Atticus Finch represents the most eminent ideals of a humane being, someone who is not only handsome and charismatic but a decent, courageous man of action. Those are the kinds of roles that Gregory Peck principally played all around his acting career.
He was born Eldred Gregory Peck on April 5, 1916, in La Jolla, California. “My mother had found ‘Eldred’ in a phone book, and I was stuck with it,” he said.
In the spring of 1939, as he was graduating from Berkeley with a B.A., Peck sold his Model A, and, with $160 in his pocket, he took a train to New York to seek his fortune as actor. On the three-day journey, he changed his name to Gregory Peck.
Peck missed World War II military service because he ruptured a disk in a dance class with Martha Graham, when she put her knee versus his back and pulled, attempting to aid him bend.
Because most of Hollywood’s leading men were at war, Peck became popular as a leading man. In the years to follow, he would play a heap of roles, including that of a priest, combat heroes, westerners, King David, sea captains, F. Scott Fitzgerald (author of the short story, “The Curious Case of Benjamin Button”) and Abraham Lincoln.
But the apex of his career came in 1962, “To Kill a Mockingbird.” Peck said: ”I put everything I had into it – all my sensations and everything I’d learned in 46 years of living, with regards to family life and fathers and children. And my sensations when it comes to racial justice and inequality and opportunity.”
Here is share of his speech from “To Kill a Mockingbird”, “The defendant is not guilty. But somebody in this courtroom is… Now I am convinced that you gentlemen will review without passion the proof that you have heard, come to a decision, and restore this man to his family. In the name of God, do your duty. In the name of God, believe Tom Robinson.”
Tragically, even with all the proof in Tom Robinson’s favor, the jury ends up convicting him, and he is shot to death while attempting to escape from prison.
Gregory Peck seemed to embody those calibers that made Atticus Finch such a beloved character.
A devoted liberal and defender of humane rights all around his life, he marched with Martin Luther King, Jr. for civil rights and almost ran for Governor of California versus Ronald Reagan. I wish he had, as Reagan closely single-handedly dismantled social services for persons who genuinely need it and now a heap of are homeless who ought to be treated in mental hospitals.

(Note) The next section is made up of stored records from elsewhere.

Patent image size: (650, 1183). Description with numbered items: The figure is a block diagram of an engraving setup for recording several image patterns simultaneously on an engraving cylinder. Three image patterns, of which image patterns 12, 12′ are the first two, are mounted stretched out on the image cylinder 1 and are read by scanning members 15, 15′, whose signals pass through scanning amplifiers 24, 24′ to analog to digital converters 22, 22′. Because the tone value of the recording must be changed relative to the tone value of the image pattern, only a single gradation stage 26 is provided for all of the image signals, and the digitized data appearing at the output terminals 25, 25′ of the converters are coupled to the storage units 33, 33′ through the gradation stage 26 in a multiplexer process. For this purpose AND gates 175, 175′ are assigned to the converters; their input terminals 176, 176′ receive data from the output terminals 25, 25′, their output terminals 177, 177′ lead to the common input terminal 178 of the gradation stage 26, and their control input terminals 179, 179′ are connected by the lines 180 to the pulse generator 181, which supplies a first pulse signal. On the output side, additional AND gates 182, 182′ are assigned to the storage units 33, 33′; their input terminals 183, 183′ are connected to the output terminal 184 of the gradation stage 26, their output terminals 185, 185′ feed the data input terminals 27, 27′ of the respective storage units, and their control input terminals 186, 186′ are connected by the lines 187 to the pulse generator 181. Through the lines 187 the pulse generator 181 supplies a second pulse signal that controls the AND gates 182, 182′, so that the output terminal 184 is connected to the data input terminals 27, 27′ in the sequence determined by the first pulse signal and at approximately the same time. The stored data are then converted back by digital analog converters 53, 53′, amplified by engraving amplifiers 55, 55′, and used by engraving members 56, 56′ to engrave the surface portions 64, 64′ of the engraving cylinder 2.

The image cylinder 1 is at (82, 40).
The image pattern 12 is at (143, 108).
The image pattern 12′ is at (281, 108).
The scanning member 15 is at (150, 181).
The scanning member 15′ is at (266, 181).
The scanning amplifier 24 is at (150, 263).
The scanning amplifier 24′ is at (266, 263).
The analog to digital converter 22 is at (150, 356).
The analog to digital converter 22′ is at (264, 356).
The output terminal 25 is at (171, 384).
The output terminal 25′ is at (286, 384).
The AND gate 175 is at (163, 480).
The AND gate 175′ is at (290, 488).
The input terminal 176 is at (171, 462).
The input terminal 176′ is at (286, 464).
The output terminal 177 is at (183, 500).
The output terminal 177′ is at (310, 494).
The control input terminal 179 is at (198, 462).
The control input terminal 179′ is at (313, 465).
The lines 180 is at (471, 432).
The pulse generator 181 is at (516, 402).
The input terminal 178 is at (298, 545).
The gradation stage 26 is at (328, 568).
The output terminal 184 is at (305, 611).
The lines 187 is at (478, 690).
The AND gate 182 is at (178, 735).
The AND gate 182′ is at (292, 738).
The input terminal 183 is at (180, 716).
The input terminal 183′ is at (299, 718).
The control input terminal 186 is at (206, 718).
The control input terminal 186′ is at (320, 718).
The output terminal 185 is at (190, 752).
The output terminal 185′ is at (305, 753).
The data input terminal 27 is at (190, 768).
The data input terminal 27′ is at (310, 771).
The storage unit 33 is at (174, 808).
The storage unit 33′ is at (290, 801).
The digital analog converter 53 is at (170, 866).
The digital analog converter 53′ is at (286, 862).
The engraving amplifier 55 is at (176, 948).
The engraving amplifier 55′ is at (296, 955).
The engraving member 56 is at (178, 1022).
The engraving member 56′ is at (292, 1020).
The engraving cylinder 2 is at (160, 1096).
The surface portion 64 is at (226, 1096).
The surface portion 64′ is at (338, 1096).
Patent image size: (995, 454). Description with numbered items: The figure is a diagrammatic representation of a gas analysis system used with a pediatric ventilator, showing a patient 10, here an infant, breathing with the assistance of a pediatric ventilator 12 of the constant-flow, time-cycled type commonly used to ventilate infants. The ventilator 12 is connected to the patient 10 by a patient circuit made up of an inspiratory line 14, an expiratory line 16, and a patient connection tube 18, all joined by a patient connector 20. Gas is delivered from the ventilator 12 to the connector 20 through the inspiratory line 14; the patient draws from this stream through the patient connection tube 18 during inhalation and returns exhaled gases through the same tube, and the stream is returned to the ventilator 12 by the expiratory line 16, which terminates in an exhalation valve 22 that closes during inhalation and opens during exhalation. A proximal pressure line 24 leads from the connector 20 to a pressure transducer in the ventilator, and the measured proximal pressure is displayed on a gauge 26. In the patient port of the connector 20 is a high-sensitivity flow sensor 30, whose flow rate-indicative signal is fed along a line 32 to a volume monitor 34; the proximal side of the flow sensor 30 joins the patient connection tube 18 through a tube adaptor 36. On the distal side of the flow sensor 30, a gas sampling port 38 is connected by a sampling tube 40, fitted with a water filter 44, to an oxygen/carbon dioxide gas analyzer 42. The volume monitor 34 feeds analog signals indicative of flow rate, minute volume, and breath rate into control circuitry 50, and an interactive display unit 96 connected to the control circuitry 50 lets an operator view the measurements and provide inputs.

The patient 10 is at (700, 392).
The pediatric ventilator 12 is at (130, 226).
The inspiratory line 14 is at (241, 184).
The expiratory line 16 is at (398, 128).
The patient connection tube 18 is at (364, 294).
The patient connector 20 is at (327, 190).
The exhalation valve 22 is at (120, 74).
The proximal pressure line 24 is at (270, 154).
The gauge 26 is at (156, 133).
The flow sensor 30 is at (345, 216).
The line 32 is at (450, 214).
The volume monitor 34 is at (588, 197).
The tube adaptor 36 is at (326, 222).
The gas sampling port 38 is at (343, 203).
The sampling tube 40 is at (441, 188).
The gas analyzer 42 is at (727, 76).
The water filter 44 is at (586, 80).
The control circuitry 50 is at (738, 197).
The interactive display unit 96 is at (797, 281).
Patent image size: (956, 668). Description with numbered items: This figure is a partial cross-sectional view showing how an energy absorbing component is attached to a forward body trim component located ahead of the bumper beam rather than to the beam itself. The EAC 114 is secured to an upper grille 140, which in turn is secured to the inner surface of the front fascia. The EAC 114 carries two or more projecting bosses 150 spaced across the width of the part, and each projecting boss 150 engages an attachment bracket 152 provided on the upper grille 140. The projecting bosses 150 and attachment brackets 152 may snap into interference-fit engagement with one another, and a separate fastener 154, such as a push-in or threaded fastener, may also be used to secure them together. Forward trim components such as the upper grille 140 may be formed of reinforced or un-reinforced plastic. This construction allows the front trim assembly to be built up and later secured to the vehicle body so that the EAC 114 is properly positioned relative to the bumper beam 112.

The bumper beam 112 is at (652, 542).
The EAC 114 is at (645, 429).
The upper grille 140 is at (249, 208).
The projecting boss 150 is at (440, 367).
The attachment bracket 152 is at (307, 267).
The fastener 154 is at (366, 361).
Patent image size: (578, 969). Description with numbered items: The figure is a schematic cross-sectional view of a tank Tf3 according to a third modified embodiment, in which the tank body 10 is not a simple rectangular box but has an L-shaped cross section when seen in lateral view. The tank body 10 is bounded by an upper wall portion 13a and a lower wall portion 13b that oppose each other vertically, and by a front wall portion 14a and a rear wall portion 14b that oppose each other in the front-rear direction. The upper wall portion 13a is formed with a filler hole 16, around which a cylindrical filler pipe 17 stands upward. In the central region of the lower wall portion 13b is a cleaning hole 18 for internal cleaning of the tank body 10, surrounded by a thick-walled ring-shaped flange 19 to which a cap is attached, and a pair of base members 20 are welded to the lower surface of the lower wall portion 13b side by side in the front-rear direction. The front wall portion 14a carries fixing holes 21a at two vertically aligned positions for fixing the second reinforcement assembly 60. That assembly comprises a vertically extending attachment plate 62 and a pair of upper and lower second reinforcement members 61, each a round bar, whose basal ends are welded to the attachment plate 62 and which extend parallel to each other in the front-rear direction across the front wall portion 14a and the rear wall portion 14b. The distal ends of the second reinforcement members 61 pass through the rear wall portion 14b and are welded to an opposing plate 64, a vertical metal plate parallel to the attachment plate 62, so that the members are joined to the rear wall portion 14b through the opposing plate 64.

In 2003 when Peck was 87, he passed away in his home. Almost 3,000 persons attended Peck’s funeral. Let me conclude with the eulogy which Brock Peters, who played Tom Robinson, gave at Gregory Peck’s funeral: “In art there is compassion, in compassionateness there is humanity, with humanity there is generosity and love. Gregory Peck gave us these traits in full measure. To this day the children of Mockingbird … call him Atticus.”